Forgotten Giant - Page 3

Once the ‘miracle man’ behind more than 40,000 tract homes, Southern California architect Edward H. Fickett and his modern hybrids slip back into the limelight
Drawings of Fickett front elevation designs pulled from an original Sherman Park brochure show 18 different models in all.

On top of all this, Fickett was a live-life-to-its-fullest kind of guy. Tall and good looking, he was "very charismatic. He would dominate the activity in a room," recalls Arthur Danielian, an architect who worked for Fickett as a young man. "He enjoyed people."

 

Fickett was born in 1916 (many publications say 1923, which is wrong). He studied at the University of Southern California and later at MIT, and worked for several leading Los Angles architects as a young man, including Paul R. Williams and Sumner Spaulding.

Fickett's first wife, Lucille, was a well-known interior designer who did interiors for some of his homes. They had one daughter, and later divorced.

A fourth-generation Angeleno, Fickett loved discoursing on the city's history, his widow and second wife, Joycie Fickett, recalls. He loved Beethoven and the opera, and liked to read but had little time for it. When he had time, he enjoyed sculpting, painting, and writing poetry.

Fickett worked nights and many weekends, Joycie says, though he often went in early Sunday morning so he and his wife would have the rest of the day free. He was a superb tennis player.

And he loved to drive his Jaguar XKE. "He was not the slowest guy on the road," Danielian remembers. As an architect, Danielian says, "Ed Fickett was always admired as being one of the best."

Yet today Fickett is largely forgotten.

Fickett’s name could be found on sales signs even as early as 1948, in this La Habra tract that mixed modern and traditional facades.

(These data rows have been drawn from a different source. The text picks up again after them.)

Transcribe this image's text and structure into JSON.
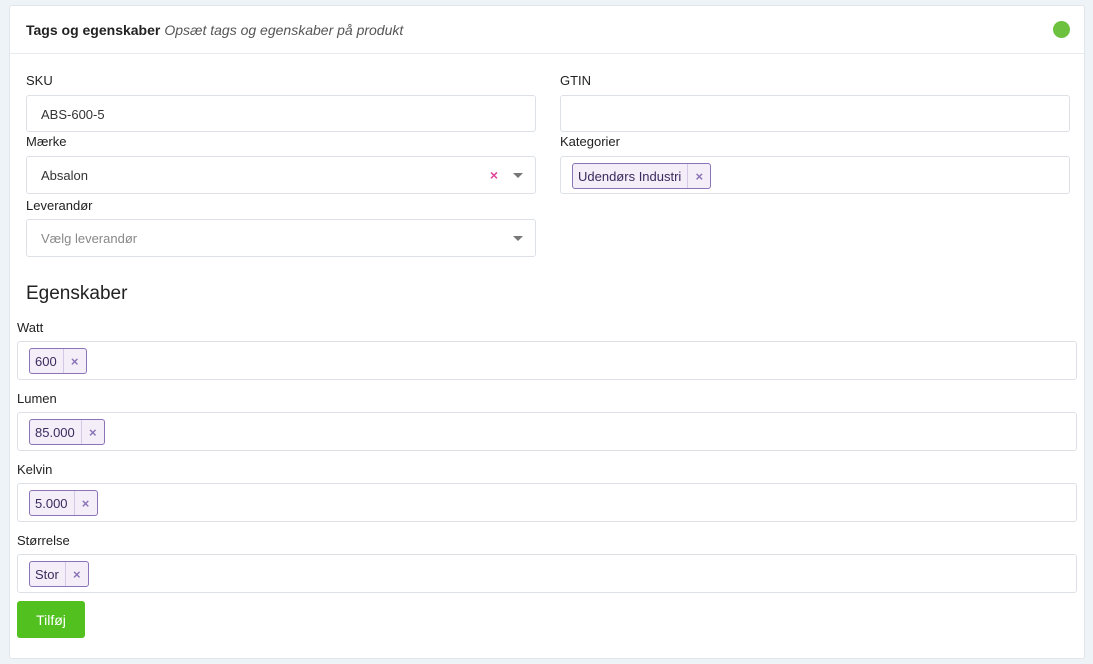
{
  "header": {
    "title": "Tags og egenskaber",
    "subtitle": "Opsæt tags og egenskaber på produkt",
    "status_color": "#6cc13e"
  },
  "fields": {
    "sku": {
      "label": "SKU",
      "value": "ABS-600-5"
    },
    "gtin": {
      "label": "GTIN",
      "value": ""
    },
    "brand": {
      "label": "Mærke",
      "value": "Absalon",
      "clear_icon": "×"
    },
    "categories": {
      "label": "Kategorier",
      "tags": [
        "Udendørs Industri"
      ]
    },
    "supplier": {
      "label": "Leverandør",
      "placeholder": "Vælg leverandør"
    }
  },
  "properties": {
    "title": "Egenskaber",
    "items": [
      {
        "label": "Watt",
        "tags": [
          "600"
        ]
      },
      {
        "label": "Lumen",
        "tags": [
          "85.000"
        ]
      },
      {
        "label": "Kelvin",
        "tags": [
          "5.000"
        ]
      },
      {
        "label": "Størrelse",
        "tags": [
          "Stor"
        ]
      }
    ]
  },
  "tag_remove_icon": "×",
  "add_button": {
    "label": "Tilføj",
    "color": "#52c11f"
  }
}
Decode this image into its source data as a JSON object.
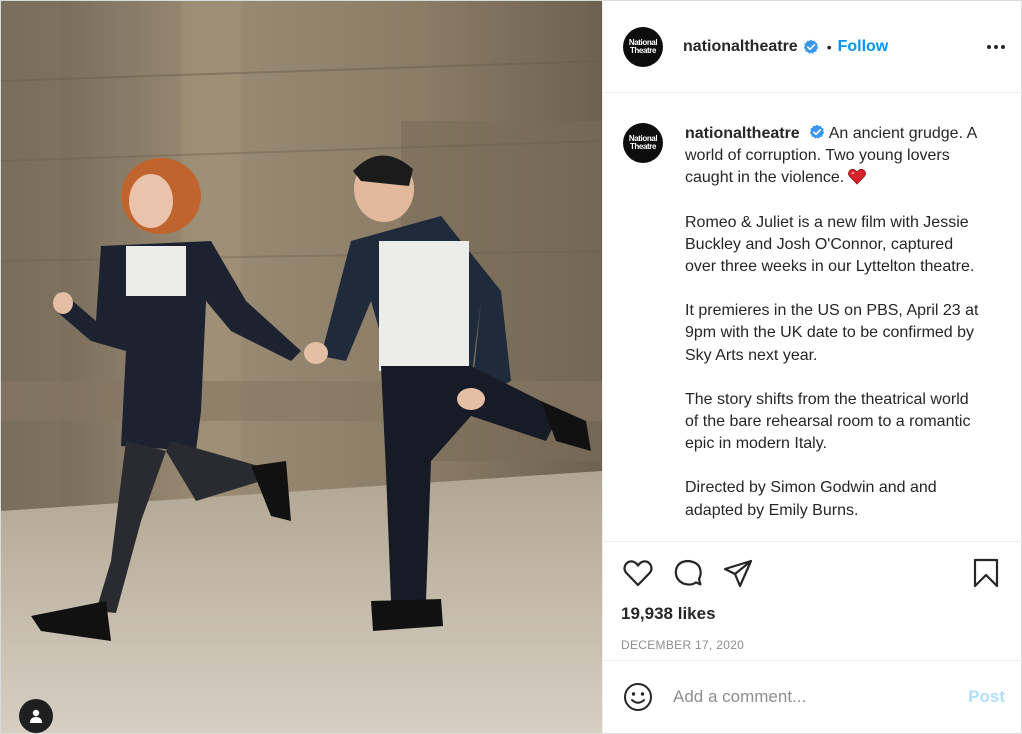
{
  "account": {
    "username": "nationaltheatre",
    "avatar_text_line1": "National",
    "avatar_text_line2": "Theatre",
    "verified_icon": "verified-badge-icon",
    "follow_label": "Follow",
    "separator": "•"
  },
  "caption": {
    "username": "nationaltheatre",
    "intro": "An ancient grudge. A world of corruption. Two young lovers caught in the violence.",
    "paragraphs": [
      "Romeo & Juliet is a new film with Jessie Buckley and Josh O'Connor, captured over three weeks in our Lyttelton theatre.",
      "It premieres in the US on PBS, April 23 at 9pm with the UK date to be confirmed by Sky Arts next year.",
      "The story shifts from the theatrical world of the bare rehearsal room to a romantic epic in modern Italy.",
      "Directed by Simon Godwin and and adapted by Emily Burns."
    ]
  },
  "actions": {
    "like_icon": "heart-icon",
    "comment_icon": "comment-icon",
    "share_icon": "paper-plane-icon",
    "save_icon": "bookmark-icon"
  },
  "stats": {
    "likes": "19,938 likes",
    "date": "DECEMBER 17, 2020"
  },
  "comment": {
    "placeholder": "Add a comment...",
    "post_label": "Post"
  },
  "colors": {
    "accent": "#0095f6",
    "post_disabled": "#b2dffc",
    "text": "#262626",
    "muted": "#8e8e8e",
    "heart_emoji": "#d8232a"
  }
}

Throughout the Valley, there is scant evidence that people who own Fickett tract homes appreciate their modern characteristics. Judging by replacement doors and windows, and the removal of Fickett signature touches, many Fickett owners don't quite get it.

Despite this, many homes remain relatively unchanged and could be restored to their original look with relatively little effort.

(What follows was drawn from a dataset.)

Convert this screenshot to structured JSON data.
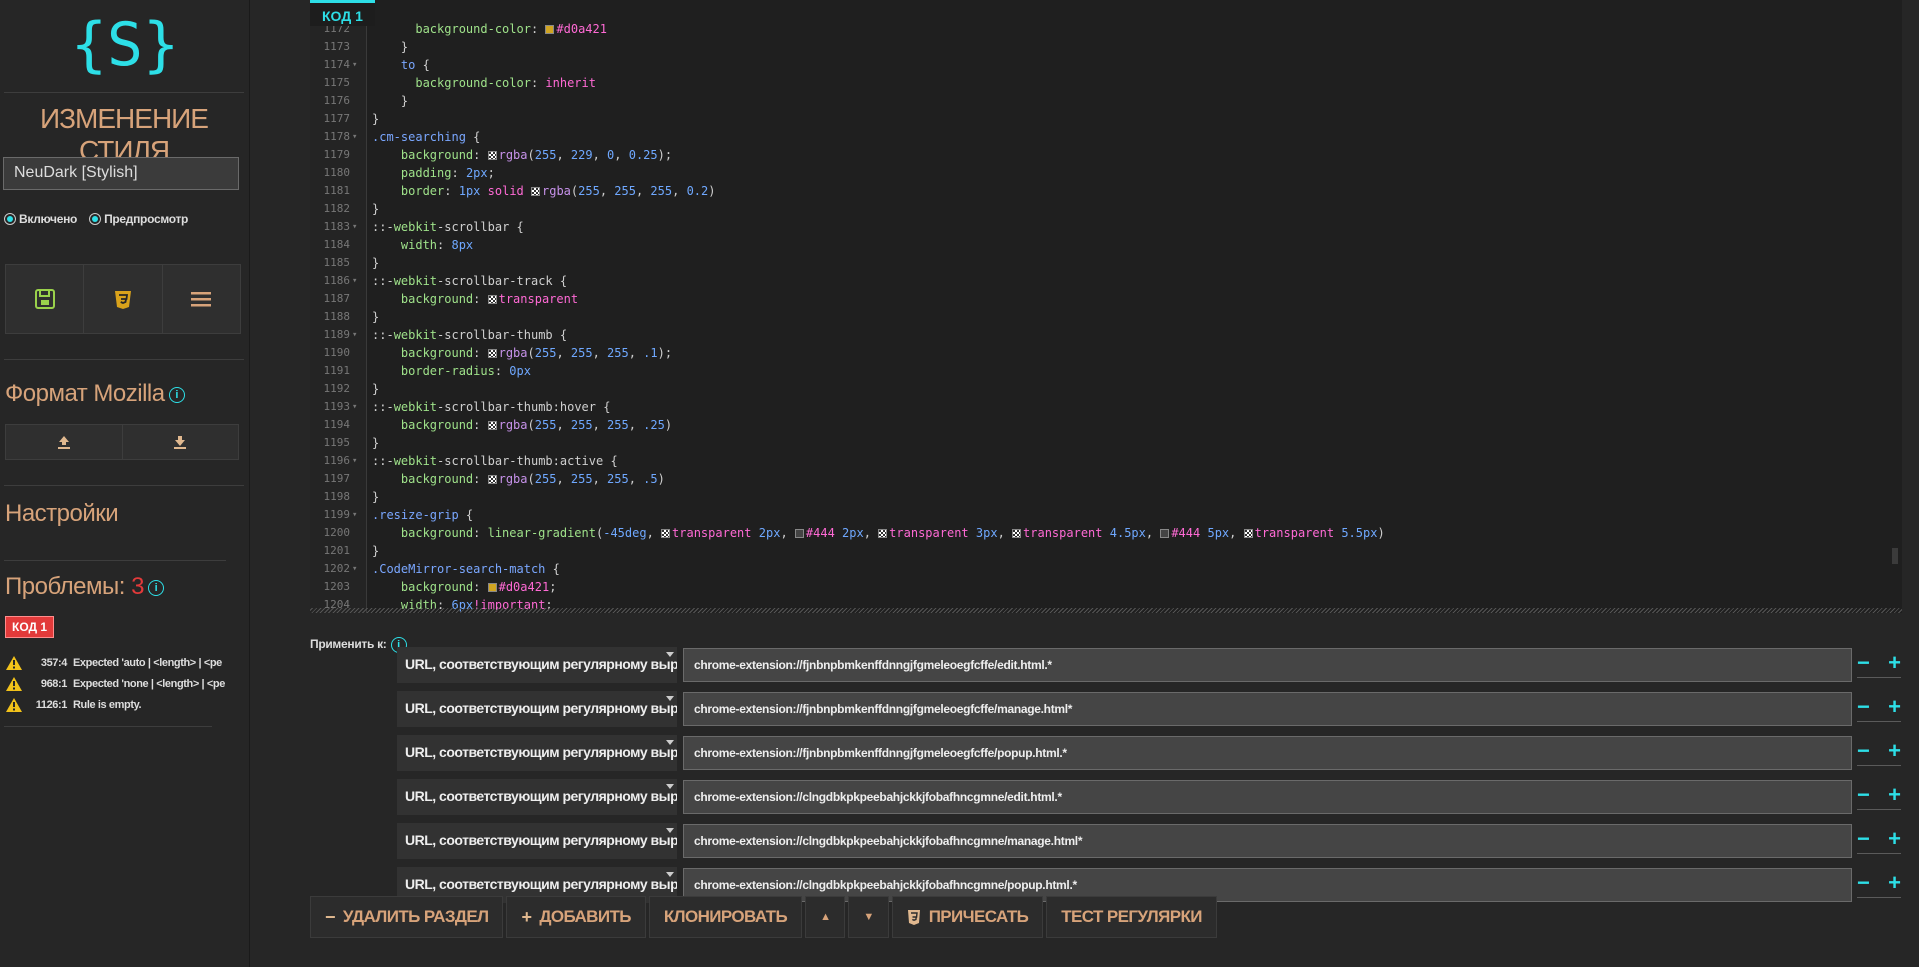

In Fickett's Rollingwood Estates, a beautifully preserved neighborhood built in the mid-1950s, maybe five percent of homeowners really appreciate the area's modernist legacy, say Steve and Cindy Patterson, who are among only two or three owners who have played up the modern in their remodels.

Designed by Fickett, builder George Alexander’s Palm Springs home, 1951.

And in the San Fernando Valley neighborhood of Granada Estates, resident Laurie Nielson says, few people know about the architect of their homes or pay much attention to their architectural heritage. "But people walk in my living room and go, 'It's so big. I love it. It's so open!'"

Chris Iovenko, who lovingly restored his Fickett in Nichols Canyon, a neighborhood in the Hollywood Hills, recently watched as a neighbor gutted his Fickett interior. "They had dumpster after dumpster, and it's too bad because it was one of the most original I've seen."